Appellee contends that, because the proceeds from the foreclosure sale vest with th'e debtor, such amounts are in reality accounts receivable belonging to Waters and, therefore, appellee’s security interest in accounts receivable gives appellee a perfected security interest in those monies. Appellee relies upon Article 9 of the Kansas UCC as authority for its position.

Appellee’s reliance upon Article 9 is misplaced. K.S.A. 84-9-104(j) excludes transactions concerning the creation or transfer of an interest in or lien on real estate. “To a large extent, the exemption in this subsection is a reflection of the general scope provision in 84-9-102, that Article 9 only applies to security interests in personal property and fixtures.” Kansas Comment 1983 to K.S.A. 84-9-104(j); see Garnett State Savings Bank v. Tush, 232 Kan. 447, 452, 657 P.2d 508 (1983).

Further “account” is defined as “any right to payment for goods sold or leased or for services rendered which is not evidenced by an instrument or chattel paper, whether or not it has been earned by performance.” K.S.A. 84-9-106. In this case, Waters’ rights in the proceeds from the foreclosure action did not arise because of goods sold or leased or because of services rendered or to be rendered. Because the monies in question are proceeds from the sale of real estate, the monies cannot be accounts receivable under Article 9.
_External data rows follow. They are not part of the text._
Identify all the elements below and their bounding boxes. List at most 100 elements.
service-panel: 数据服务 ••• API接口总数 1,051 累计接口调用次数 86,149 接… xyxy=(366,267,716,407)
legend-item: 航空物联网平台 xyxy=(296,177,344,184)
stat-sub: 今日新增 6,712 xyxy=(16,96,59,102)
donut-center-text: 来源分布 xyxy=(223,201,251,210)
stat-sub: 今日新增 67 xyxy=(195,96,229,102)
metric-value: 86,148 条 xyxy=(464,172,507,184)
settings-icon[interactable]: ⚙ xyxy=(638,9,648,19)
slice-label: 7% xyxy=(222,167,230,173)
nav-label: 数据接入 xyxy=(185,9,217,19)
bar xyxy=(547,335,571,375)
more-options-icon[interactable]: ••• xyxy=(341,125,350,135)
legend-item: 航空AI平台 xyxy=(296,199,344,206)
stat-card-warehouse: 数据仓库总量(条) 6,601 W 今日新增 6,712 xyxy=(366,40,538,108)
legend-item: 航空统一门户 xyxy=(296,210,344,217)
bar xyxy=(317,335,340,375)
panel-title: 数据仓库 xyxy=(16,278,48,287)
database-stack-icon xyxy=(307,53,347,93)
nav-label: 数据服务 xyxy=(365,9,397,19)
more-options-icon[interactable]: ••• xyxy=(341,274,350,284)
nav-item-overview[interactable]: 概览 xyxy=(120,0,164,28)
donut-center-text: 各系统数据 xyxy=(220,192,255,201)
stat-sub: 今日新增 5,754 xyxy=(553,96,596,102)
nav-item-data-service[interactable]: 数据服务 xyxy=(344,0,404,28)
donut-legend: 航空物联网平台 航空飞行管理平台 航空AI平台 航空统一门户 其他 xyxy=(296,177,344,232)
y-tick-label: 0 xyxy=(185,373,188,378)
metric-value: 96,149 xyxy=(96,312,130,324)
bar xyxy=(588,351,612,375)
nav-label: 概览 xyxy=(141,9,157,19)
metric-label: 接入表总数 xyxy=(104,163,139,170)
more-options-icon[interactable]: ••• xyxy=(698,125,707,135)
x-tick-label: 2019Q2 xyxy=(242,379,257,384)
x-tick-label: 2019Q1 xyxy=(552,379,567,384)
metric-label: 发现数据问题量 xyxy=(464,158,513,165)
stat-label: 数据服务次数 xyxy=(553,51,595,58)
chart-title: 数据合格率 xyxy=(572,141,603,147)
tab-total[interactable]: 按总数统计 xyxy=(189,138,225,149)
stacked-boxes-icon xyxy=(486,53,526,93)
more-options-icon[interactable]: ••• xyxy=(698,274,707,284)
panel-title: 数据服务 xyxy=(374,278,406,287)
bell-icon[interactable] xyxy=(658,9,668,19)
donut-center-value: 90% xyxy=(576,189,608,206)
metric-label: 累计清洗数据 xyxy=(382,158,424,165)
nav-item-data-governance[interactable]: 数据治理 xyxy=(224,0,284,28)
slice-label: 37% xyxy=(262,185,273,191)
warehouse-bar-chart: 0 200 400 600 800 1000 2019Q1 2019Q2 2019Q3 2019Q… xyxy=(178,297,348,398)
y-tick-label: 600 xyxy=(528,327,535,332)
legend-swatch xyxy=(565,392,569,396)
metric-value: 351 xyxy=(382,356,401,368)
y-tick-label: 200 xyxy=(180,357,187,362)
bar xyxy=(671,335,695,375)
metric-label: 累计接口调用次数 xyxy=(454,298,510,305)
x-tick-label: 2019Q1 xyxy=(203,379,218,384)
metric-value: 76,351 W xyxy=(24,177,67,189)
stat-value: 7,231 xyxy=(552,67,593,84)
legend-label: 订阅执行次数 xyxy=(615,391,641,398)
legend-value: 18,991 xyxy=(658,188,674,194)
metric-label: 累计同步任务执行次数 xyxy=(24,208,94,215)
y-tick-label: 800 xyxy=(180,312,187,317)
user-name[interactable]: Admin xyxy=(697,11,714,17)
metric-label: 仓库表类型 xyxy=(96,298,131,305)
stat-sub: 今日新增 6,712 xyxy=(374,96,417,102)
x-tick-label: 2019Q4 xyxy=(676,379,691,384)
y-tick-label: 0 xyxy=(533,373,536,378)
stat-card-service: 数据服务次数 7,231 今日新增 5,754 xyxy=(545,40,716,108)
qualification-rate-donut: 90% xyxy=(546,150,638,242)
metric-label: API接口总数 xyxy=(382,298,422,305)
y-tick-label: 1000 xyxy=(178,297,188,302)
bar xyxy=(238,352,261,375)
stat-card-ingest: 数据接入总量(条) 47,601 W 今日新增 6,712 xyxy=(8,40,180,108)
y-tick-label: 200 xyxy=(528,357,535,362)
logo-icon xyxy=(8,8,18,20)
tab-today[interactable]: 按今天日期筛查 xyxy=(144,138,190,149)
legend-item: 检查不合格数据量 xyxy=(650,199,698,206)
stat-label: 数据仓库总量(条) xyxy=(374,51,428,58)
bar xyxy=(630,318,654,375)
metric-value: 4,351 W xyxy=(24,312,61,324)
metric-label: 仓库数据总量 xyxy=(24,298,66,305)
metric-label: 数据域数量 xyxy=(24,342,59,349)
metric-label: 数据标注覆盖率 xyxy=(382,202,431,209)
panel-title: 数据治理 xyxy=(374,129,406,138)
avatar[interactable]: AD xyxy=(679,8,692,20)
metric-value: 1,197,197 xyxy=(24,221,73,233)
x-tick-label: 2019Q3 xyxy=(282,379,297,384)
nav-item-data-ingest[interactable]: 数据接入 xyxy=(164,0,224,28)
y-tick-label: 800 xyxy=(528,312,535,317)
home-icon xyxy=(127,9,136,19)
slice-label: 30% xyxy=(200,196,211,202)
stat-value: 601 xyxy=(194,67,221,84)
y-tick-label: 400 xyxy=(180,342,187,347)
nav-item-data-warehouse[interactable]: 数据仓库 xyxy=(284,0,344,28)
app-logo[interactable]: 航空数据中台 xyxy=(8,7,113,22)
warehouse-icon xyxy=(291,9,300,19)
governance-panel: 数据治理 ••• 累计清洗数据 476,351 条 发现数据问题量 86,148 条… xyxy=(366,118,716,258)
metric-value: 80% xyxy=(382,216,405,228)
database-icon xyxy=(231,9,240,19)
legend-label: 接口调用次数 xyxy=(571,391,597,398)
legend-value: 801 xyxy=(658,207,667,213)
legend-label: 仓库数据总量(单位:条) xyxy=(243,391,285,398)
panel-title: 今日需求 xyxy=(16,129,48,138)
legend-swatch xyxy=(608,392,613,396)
If appellee has any interest in the remaining proceeds from the foreclosure sale in this case, it can only be as a result of it having previously obtained a judgment lien against the real estate in question pursuant to its action against Waters filed on June 22, 1990, in Stafford County. Unfortunately, the record does not reveal if appellee ever obtained judgment against Waters in that *418case or, if judgment was obtained, on what date. Therefore, it is impossible for this court to determine if appellee has a valid judgment lien and, if so, its priority in relation to appellant’s lien. Those matters will have to be determined by the trial court on remand.

Finally, as already noted, the appellee has never been formally joined as a party to this action. To cure this problem, on remand, an order joining the appellee as a party pursuant to K.S.A. 60-219 should be entered.

Reversed and remanded with directions to the trial court to find that appellant had a valid judgment lien in this case as of January 30, 1991, and to further determine whether appellee had a valid judgment lien and, if so, its priority in relation to the appellant’s lien.